In a proposal sent to the Prime Minister in mid-August, the Board for Private Economic Development Research (IV Board) of the Government Advisory Council for Reforming Administrative Procedures proposed to relax the credit limit for small and medium-sized enterprises ( SMEs). Such a crunch through the State Bank of Vietnam (SBV) not only affects real estate businesses, but also affects capital flows from local manufacturers.
Numerous difficulties in approaching credit were cited by the IV Board after regular surveys of 16 associations, including those involved in steel, timber, electronics, motor vehicles, logistics and Vietnamese Association of Seafood Exporters and Producers (VASEP).
Nguyen Hoai Nam, Deputy Secretary General of VASEP, said that despite seafood producers’ positive performance and export value in the first half of the year, they face many problems.
“As supply chains continue to be interrupted and transportation and material costs increase, if the selling price of seafood products increases, we cannot maintain export markets and stocks increase. . In this country, bank credit is tightening. Unless companies get loans from banks, they cannot continue their operations,” Nam said.
The situation would be common to most sectors. In construction companies, lack of capital and credit crunch lead to many burdens.
“In construction, unpaid debts are common due to complicated acceptance and disbursement procedures. Without approaching credit loans from banks, contractors have no money to advance for workers and materials while they wait. disbursement from investors,” said Nguyen Quoc Hiep, chairman of the Vietnam Construction Contractors Association.
Business association representatives are grappling with lack of working capital due to the prolonged pandemic and very little income while having to pay debts, interest on bank loans and other costs to maintain and operate the business, in addition to increased input costs for manufacturing.
VASEP’s Nam said they are facing a drop in the number of exit orders. Tighter global financial conditions and supply chain disruptions have reduced growth prospects for the global economy, so demand for Vietnamese exports is much weaker in many markets.
“Additionally, currencies like the yen and the euro are currently in trouble, so companies exporting to the EU or Japan suffer disadvantages due to receiving foreign currencies that are devaluing sharply,” added Name.
According to the Ministry of Planning and Investment (MPI), the private sector is about to recover. The number of newly created businesses and businesses resuming operations increased sharply in the first seven months of 2022, to around 89,400 (up 17.9% year-on-year), and more than 44,300 businesses have resumed operations (up 49.7% YoY), respectively. However, they still need a support raft.
Nam added that SMEs find it difficult to approach loans because their collateral is weak and banks often do not prioritize them. Cash flow is also weak and unstable, which prevents companies from meeting banks’ conditions to access loans, preferential loans and other support for SMEs.
“Even for businesses that don’t struggle with these issues, in the current environment where the SBV tightly controls credit growth targets, commercial banks no longer have room for business lending,” Nam explained. .
The IV Board has reported to the government that many SMEs and business households, which account for 98% of total ongoing businesses, will go bankrupt due to lack of money for employees and capital for operations and investments.

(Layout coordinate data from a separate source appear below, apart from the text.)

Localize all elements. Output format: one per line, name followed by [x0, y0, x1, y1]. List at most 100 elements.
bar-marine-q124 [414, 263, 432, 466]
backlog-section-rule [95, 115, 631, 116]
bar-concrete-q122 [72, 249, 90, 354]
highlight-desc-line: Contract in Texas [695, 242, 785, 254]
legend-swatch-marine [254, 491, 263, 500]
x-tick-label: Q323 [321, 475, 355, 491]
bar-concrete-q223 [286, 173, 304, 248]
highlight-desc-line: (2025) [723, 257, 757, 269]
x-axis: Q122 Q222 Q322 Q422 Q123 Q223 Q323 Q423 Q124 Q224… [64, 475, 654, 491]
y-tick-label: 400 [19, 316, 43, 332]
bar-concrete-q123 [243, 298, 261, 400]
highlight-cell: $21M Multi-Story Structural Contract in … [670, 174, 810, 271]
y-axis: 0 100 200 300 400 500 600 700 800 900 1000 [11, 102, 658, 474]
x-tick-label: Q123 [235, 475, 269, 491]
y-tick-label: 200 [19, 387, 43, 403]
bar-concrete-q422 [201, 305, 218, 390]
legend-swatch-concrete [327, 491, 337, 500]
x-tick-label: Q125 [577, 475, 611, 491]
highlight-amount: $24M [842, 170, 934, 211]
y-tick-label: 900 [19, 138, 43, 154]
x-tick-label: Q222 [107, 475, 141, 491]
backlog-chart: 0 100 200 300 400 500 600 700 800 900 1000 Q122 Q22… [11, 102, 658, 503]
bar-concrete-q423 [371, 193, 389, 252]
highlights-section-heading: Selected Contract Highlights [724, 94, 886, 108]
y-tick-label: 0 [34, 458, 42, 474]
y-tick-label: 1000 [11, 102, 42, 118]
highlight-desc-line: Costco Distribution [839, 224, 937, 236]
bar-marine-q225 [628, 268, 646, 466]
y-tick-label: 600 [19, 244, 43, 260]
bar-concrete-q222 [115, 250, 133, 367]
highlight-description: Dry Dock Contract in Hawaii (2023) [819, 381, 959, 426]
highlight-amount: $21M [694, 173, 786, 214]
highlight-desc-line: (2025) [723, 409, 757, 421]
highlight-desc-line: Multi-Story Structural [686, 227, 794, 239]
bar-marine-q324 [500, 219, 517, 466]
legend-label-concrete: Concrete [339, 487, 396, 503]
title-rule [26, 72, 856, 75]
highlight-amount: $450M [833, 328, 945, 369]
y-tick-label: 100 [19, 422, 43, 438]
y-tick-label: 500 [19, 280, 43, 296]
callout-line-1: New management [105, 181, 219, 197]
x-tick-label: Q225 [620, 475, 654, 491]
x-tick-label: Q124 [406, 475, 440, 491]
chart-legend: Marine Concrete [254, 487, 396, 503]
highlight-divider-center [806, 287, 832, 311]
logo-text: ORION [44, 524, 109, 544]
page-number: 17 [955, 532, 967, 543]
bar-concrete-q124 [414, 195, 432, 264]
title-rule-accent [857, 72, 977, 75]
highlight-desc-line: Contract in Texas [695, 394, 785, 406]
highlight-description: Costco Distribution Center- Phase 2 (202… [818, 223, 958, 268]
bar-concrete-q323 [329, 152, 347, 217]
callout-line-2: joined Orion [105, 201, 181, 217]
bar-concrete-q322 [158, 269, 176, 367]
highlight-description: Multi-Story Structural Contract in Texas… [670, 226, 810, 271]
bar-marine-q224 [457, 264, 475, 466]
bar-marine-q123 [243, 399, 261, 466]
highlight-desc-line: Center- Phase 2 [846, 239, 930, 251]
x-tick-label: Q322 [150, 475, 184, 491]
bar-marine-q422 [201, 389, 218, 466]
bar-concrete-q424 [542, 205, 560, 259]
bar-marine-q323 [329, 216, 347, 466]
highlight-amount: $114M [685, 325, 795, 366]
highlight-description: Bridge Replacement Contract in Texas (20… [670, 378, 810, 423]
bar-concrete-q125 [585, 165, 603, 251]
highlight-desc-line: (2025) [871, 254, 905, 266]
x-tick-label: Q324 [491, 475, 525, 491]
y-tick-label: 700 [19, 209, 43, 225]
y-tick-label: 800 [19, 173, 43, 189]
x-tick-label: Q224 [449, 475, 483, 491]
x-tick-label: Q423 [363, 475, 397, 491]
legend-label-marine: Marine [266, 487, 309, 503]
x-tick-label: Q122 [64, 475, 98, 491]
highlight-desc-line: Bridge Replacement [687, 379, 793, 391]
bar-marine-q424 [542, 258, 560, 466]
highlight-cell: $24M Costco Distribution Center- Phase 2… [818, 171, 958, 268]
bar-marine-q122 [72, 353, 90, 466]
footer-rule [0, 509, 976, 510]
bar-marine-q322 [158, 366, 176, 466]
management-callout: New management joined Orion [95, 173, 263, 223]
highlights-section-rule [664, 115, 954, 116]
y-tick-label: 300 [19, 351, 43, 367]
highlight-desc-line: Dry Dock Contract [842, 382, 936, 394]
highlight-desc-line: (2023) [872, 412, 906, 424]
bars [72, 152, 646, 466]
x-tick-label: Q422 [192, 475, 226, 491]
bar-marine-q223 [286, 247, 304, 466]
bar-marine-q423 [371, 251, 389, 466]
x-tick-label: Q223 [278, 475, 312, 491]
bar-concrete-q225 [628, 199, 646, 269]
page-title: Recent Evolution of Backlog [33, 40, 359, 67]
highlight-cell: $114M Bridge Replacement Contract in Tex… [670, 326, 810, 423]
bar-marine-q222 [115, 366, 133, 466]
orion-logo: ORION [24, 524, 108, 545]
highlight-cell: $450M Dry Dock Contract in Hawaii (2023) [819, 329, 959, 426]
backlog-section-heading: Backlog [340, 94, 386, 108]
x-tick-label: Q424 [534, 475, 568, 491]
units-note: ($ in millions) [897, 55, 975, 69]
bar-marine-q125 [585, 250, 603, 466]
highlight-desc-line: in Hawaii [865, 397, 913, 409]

“SMEs play the role of satellite enterprises supporting large enterprises in the process of implementing the country’s key projects,” said Truong Gia Binh, Chairman of FPT Group and Head of IV Board.
“Therefore, it is necessary to control the inflation rate reasonably to loosen the credit line and support businesses. Otherwise, there will be a scenario that these companies will go bankrupt next year, leading to an economic recession. It is more dangerous than inflation,” Binh stressed.
According to the latest data announced by the SBV, credit growth for the entire banking sector at the end of July reached 9.27% compared to the end of 2021 and increased by 16.61% year on year, although more than the 6.47% of the first seven months of last year
The IV Board has proposed that the government maintain business support policies in terms of taxes, fees and credits, to reduce the cost burden on business. In addition, the implementation and disbursement of economic stimulus programs should be accelerated, including the VND 40 trillion ($1.74 billion) additional interest compensation program and the investment program in infrastructure development worth VND 113 trillion ($4.9 billion) to create better conditions for economic recovery.
This council also proposed to the SBV to raise the credit growth ceiling for commercial banks to promote the production and service sectors.